Parenting isn’t all sunshine and lollipops, and it’s not all stress and frustration either. Like everything else in life, it’s not black and white; it’s mostly gray. No matter how happy your kids make you, they also frustrate the hell out of you, and pretending they don’t is just plain false. Pretending you don’t occasionally wish you didn’t have them – usually when you wish you could go to Bonnaroo, or could get one solid night’s sleep – is, for many of us, also false. Emphasis on occasionally.

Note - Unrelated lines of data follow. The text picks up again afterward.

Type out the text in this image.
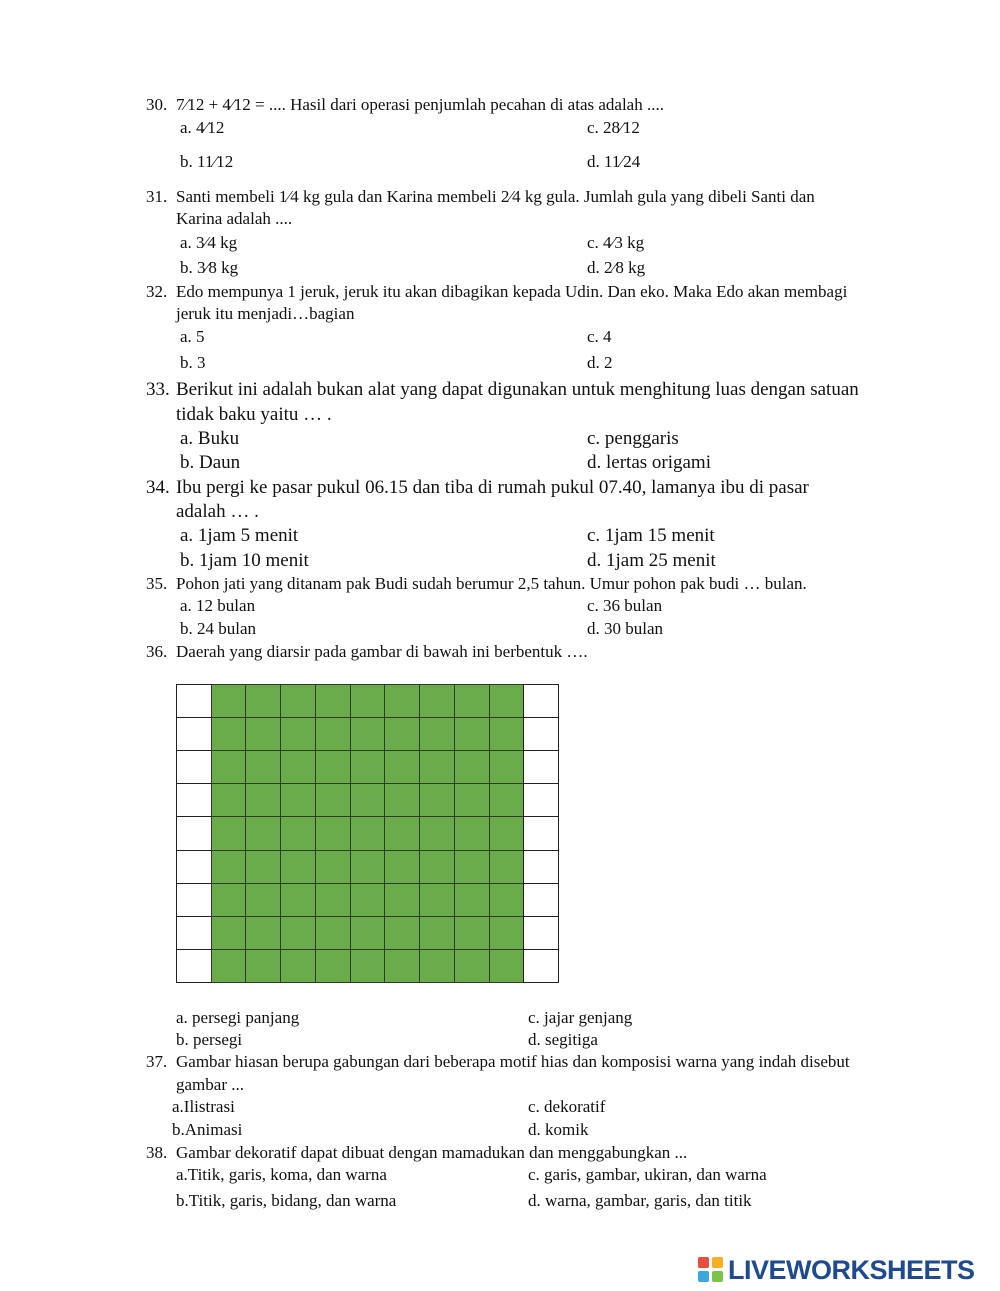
30. 7⁄12 + 4⁄12 = .... Hasil dari operasi penjumlah pecahan di atas adalah ....
a. 4⁄12	c. 28⁄12
b. 11⁄12	d. 11⁄24
31. Santi membeli 1⁄4 kg gula dan Karina membeli 2⁄4 kg gula. Jumlah gula yang dibeli Santi dan
Karina adalah ....
a. 3⁄4 kg	c. 4⁄3 kg
b. 3⁄8 kg	d. 2⁄8 kg
32. Edo mempunya 1 jeruk, jeruk itu akan dibagikan kepada Udin. Dan eko. Maka Edo akan membagi
jeruk itu menjadi…bagian
a. 5	c. 4
b. 3	d. 2
33. Berikut ini adalah bukan alat yang dapat digunakan untuk menghitung luas dengan satuan
tidak baku yaitu … .
a. Buku	c. penggaris
b. Daun	d. lertas origami
34. Ibu pergi ke pasar pukul 06.15 dan tiba di rumah pukul 07.40, lamanya ibu di pasar
adalah … .
a. 1jam 5 menit	c. 1jam 15 menit
b. 1jam 10 menit	d. 1jam 25 menit
35. Pohon jati yang ditanam pak Budi sudah berumur 2,5 tahun. Umur pohon pak budi … bulan.
a. 12 bulan	c. 36 bulan
b. 24 bulan	d. 30 bulan
36. Daerah yang diarsir pada gambar di bawah ini berbentuk ….
a. persegi panjang	c. jajar genjang
b. persegi	d. segitiga
37. Gambar hiasan berupa gabungan dari beberapa motif hias dan komposisi warna yang indah disebut
gambar ...
a.Ilistrasi	c. dekoratif
b.Animasi	d. komik
38. Gambar dekoratif dapat dibuat dengan mamadukan dan menggabungkan ...
a.Titik, garis, koma, dan warna	c. garis, gambar, ukiran, dan warna
b.Titik, garis, bidang, dan warna	d. warna, gambar, garis, dan titik
LIVEWORKSHEETS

Describing my blog as being about hating fatherhood without mentioning that it’s meant to be funny is as incorrect as describing my blog as being hilarious without mentioning the parenting angle. People who seriously hate having kids would probably be disappointed to find out that I’m only joking about hating it, and child-free people looking for a laugh would probably be angry to land on a parenting website.
Yesterday, a few visitors – or one lunatic, searching over and over – found Dad and Buried by googling “I hate being a dad.” That’s too bad. Because the purpose of this blog is not to validate the feelings of parents who hate parenting or hate their kids, but to let frustrated parents – or prospective parents, or perfectly happy parents – know that having such feelings is okay. It’s normal to “hate” your kids sometimes; kids are a fucking pain in the ass. This blog is for people who, while they may occasionally wish they didn’t have kids, mostly, and overwhelmingly, couldn’t imagine living without them.
I hope any parents who sincerely struggle with their situation use Google to find a better resource than a humor blog. Because being a parent isn’t for everyone, and those people need a way to fix things, or to extricate themselves from what could be an increasingly toxic situation. If a little humor, a little we’re-all-in-the-same-boat perspective, can help, then I’m glad to help. But don’t get the wrong idea.
I am not someone who hates being a father or who hates his kid.
Most of the time that I say I hate being a dad, I really just “hate” being a dad, in that I get annoyed or inconvenienced or irritated by my son and by my responsibilities as a father. In comparison to the life I had before I had a kid, my day-to-day is a lot harder, in a lot of ways. But it’s also a lot better in a lot of ways. Important ways. So when I say that having a kid ruined my life, I mean that it ruined my life the same way becoming a butterfly ruins a caterpillar’s life.
And now I stand corrected. That’s the cheesiest thing I’ve ever written.